With the ever increasing threat to security by cybercriminals we need to be ever more vigilant in protecting ourselves. Therefore, we are adopting and suggesting the NIST guidelines for passwords to all of our clients. NIST develops and maintains an extensive collection of standards, guidelines, recommendations, and research on the security and privacy of information and information systems.
Following their guidelines we are now recommending the following when creating your password:
- A minimum of eight characters
- The use of special characters is not required
- No sequential and repetitive characters (e.g. 12345 or aaaaaa)
- No context specific passwords (e.g. company name or abbreviation, office location, etc.)
- No commonly used passwords (e.g. p@ssw0rd, qwerty, etc.)
- No passwords that have previously been breached
In line with Microsoft recommendations, we’ll also no longer be requiring passwords to be changed on a periodic basis – something we’re sure will be met with a lot of relief. Periodic password expiration is a defense only against the probability that a password might be stolen. If a password is never stolen, there’s no need to expire it.
Length is one of the most important factors toward making a password secure, so we recommend using a password phrase. A long, nonsense to others, but something that makes sense to you phrase that’s easy to remember – but hard to brute force!

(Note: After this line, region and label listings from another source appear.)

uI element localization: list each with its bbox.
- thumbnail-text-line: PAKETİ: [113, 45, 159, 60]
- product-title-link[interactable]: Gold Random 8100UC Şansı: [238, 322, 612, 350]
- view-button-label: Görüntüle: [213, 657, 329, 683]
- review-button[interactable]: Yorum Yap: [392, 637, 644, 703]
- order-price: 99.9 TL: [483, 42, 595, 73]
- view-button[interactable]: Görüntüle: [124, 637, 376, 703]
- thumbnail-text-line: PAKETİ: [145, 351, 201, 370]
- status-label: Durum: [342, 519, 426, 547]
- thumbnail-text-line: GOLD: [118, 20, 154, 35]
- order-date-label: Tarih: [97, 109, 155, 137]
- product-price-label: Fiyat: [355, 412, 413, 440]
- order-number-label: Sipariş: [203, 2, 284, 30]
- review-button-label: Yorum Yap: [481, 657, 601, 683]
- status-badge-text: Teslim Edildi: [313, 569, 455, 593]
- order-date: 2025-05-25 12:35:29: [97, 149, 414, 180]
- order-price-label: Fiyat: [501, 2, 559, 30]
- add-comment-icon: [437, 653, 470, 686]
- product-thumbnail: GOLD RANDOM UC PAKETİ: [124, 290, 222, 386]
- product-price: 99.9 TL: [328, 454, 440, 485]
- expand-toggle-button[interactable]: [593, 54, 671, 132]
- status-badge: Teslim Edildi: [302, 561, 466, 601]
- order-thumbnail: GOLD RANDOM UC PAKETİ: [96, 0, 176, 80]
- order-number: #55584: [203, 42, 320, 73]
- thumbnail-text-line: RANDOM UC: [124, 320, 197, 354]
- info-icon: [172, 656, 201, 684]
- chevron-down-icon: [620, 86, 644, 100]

To put things into perspective, a reasonable computer can brute force up to 8,031,810,176 passwords in under a minute. That’s every lower case, 7 characters or less password cracked! Put that fancy GPU in your design machine to the task, and it’ll be even faster!
We’ll be rolling out tooling to our clients to ensure passwords are meeting these requirements and provide increased security. For some clients, due to business requirements your password policy may be more strict – please consult your IT Acceptable Use guidelines to confirm.